Si concentramos nuestra mirada en este caso, y específicamente revisamos los desafíos judiciales que ha tenido que enfrentar el FPDTA, es posible reconocer, al menos, cuatro procesos de alta tensión: el primero vino con el asesinato del líder comunicador comunitario Samir Flores, unos días antes de la realización de la consulta para aprobar o rechazar el megaproyecto en 60 municipios. Este violento evento no sólo produjo un inmenso dolor en las comunidades, sino que ha implicado una estrategia legal de cuatro años, para que se reconozca que el asesinato estuvo ligado a su condición de comunicador social. Fue así como la Fiscalía General de la República
atrajo el caso de Samir después de múltiples obstáculos, negligencias y ocultamientos por parte de la Fiscalía de Morelos.
El segundo corresponde al hostigamiento y rejudicialización de los defensores Miguel López Vega y Alejandro Torres Xocolatl por cargos de oposición a ejecución de obras públicas. Mientras que López fue detenido en 2020 después de haber participado meses antes en una manifestación colectiva en contra del entubamiento de las aguas del Parque Ciudad Textil Huejotzingo, y liberado dos días después; Torres Xocolatl fue detenido y liberado el mismo día en junio de 2023 por falta de pruebas. En ambos casos, los abogados defensores han tenido que intervenir con varios recursos legales para que los jueces declaren nuevamente la inocencia de estos líderes comunitarios, lo que revela el uso arbitrario del poder judicial.

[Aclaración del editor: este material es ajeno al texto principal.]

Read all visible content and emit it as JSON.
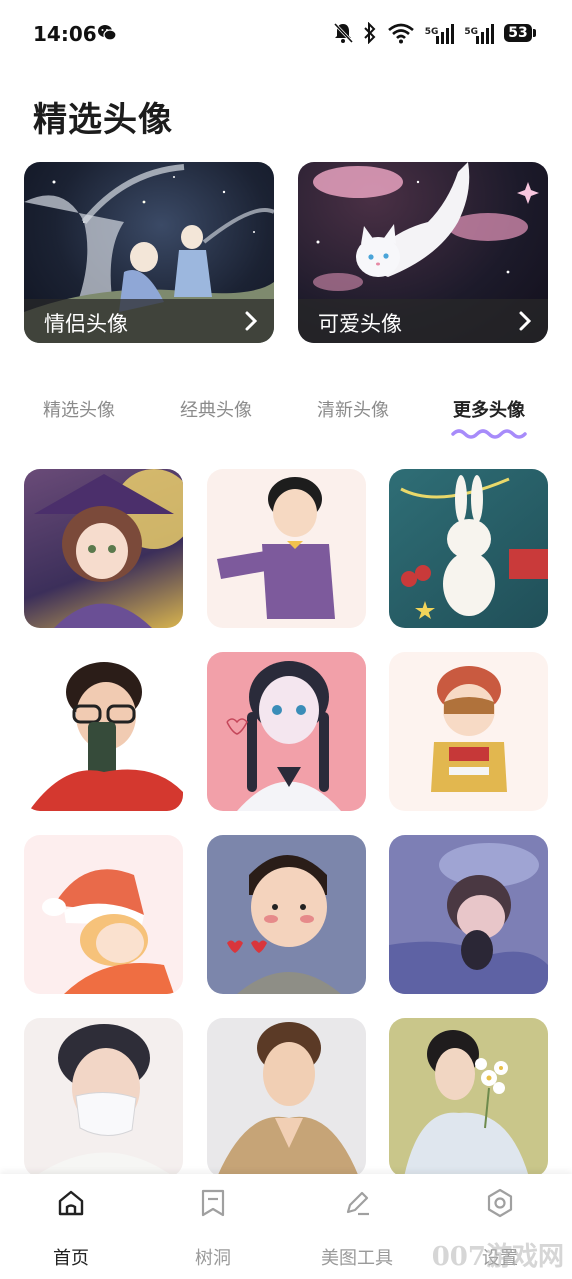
{
  "status_bar": {
    "time": "14:06",
    "icons": [
      "wechat-icon",
      "mute-bell-icon",
      "bluetooth-icon",
      "wifi-icon",
      "signal-5g-icon",
      "signal-5g-icon",
      "battery-icon"
    ],
    "net_label_1": "5G",
    "net_label_2": "5G",
    "battery": "53"
  },
  "page": {
    "title": "精选头像"
  },
  "featured": [
    {
      "label": "情侣头像",
      "icon": "chevron-right-icon"
    },
    {
      "label": "可爱头像",
      "icon": "chevron-right-icon"
    }
  ],
  "tabs": [
    {
      "label": "精选头像",
      "active": false
    },
    {
      "label": "经典头像",
      "active": false
    },
    {
      "label": "清新头像",
      "active": false
    },
    {
      "label": "更多头像",
      "active": true
    }
  ],
  "colors": {
    "accent_wave": "#a78bfa",
    "active_text": "#222222",
    "inactive_text": "#8b8b8b"
  },
  "avatars": [
    "witch-girl-avatar",
    "boy-purple-sweater-avatar",
    "bunny-avatar",
    "boy-phone-selfie-avatar",
    "schoolgirl-braids-avatar",
    "boy-red-hat-avatar",
    "christmas-girl-avatar",
    "boy-blush-avatar",
    "sleeping-child-avatar",
    "masked-boy-avatar",
    "boy-jacket-avatar",
    "boy-flowers-avatar"
  ],
  "bottom_nav": [
    {
      "label": "首页",
      "icon": "home-icon",
      "active": true
    },
    {
      "label": "树洞",
      "icon": "bookmark-icon",
      "active": false
    },
    {
      "label": "美图工具",
      "icon": "pen-icon",
      "active": false
    },
    {
      "label": "设置",
      "icon": "settings-hexagon-icon",
      "active": false
    }
  ],
  "watermark": "007游戏网"
}
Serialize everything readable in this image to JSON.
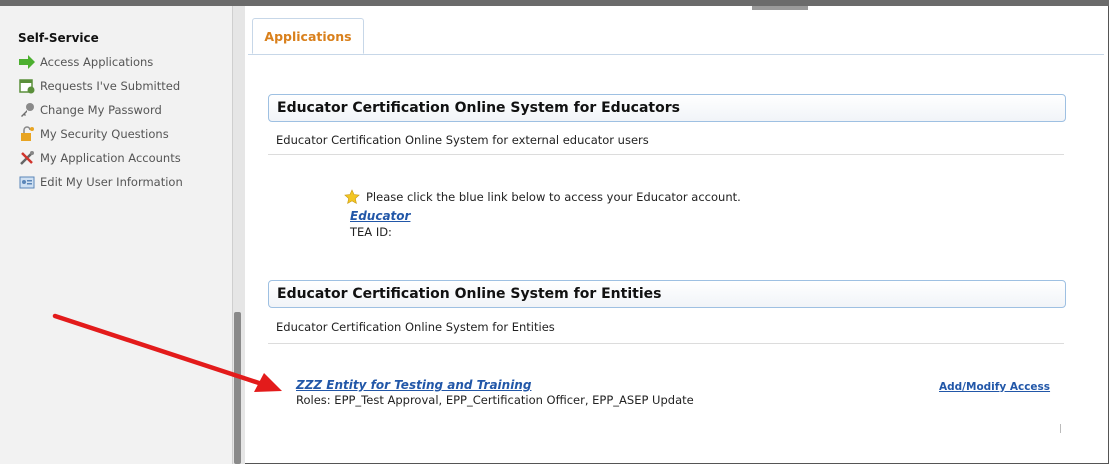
{
  "sidebar": {
    "title": "Self-Service",
    "items": [
      {
        "label": "Access Applications",
        "icon": "green-arrow-icon"
      },
      {
        "label": "Requests I've Submitted",
        "icon": "request-icon"
      },
      {
        "label": "Change My Password",
        "icon": "key-icon"
      },
      {
        "label": "My Security Questions",
        "icon": "lock-icon"
      },
      {
        "label": "My Application Accounts",
        "icon": "tools-icon"
      },
      {
        "label": "Edit My User Information",
        "icon": "user-card-icon"
      }
    ]
  },
  "tabs": [
    {
      "label": "Applications",
      "active": true
    }
  ],
  "sections": [
    {
      "header": "Educator Certification Online System for Educators",
      "description": "Educator Certification Online System for external educator users",
      "notice": "Please click the blue link below to access your Educator account.",
      "link": "Educator",
      "detail": "TEA ID:"
    },
    {
      "header": "Educator Certification Online System for Entities",
      "description": "Educator Certification Online System for Entities",
      "link": "ZZZ Entity for Testing and Training",
      "roles": "Roles: EPP_Test Approval, EPP_Certification Officer, EPP_ASEP Update",
      "action": "Add/Modify Access"
    }
  ],
  "colors": {
    "tab_text": "#d9801c",
    "link": "#2257a8",
    "header_border": "#9ec0e2",
    "annotation_arrow": "#e31b1b"
  }
}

El tercer caso es el del defensor y normalista Jorge Velázquez, docente de la comunidad de Amilcingo, quien ha sido hostigado durante los últimos años por las autoridades del Instituto en el que trabaja (por aparentes incumplimientos derivados de sus actividades como defensor de derechos humanos) al punto de ser removido de su cargo. Después de varios meses de disputa legal, el maestro logró ser reinstalado a finales del año pasado. Finalmente, se encuentra el caso de Jaime Domínguez, opositor a la termoeléctrica en Huexca, quien tuvo que esperar 10 años para que la Comisión Nacional de Derechos Humanos reconociera que había sido torturado durante una protesta. El grupo de abogados tuvo que activar mecanismos de derecho internacional como el Protocolo de Estambul para que Domínguez pudiera ser reconocido como víctima de tortura.
En todos estos casos, las comunidades han logrado resistir el embate legal, pero el costo sigue siendo muy alto, pues la energía que deben depositar en estos procesos podría estar usándose en el fortalecimiento del tejido comunitario y en la defensa más directa del agua y de sus formas de vida. Por ello, es fundamental que desde la academia sigamos fortaleciendo procesos de intercambio de herramientas jurídico-políticas de defensa del territorio para reducir la asimetría de la lucha.
Ana Carolina Gómez Rojas es profesora-investigadora en el Instituto Mora, dentro de la línea de investigación "Estado, actores sociales y conflictos medioambientales en América Latina, siglo XXI". Es politóloga con maestría en estudios latinoamericanos y doctorado en ciencias políticas y sociales.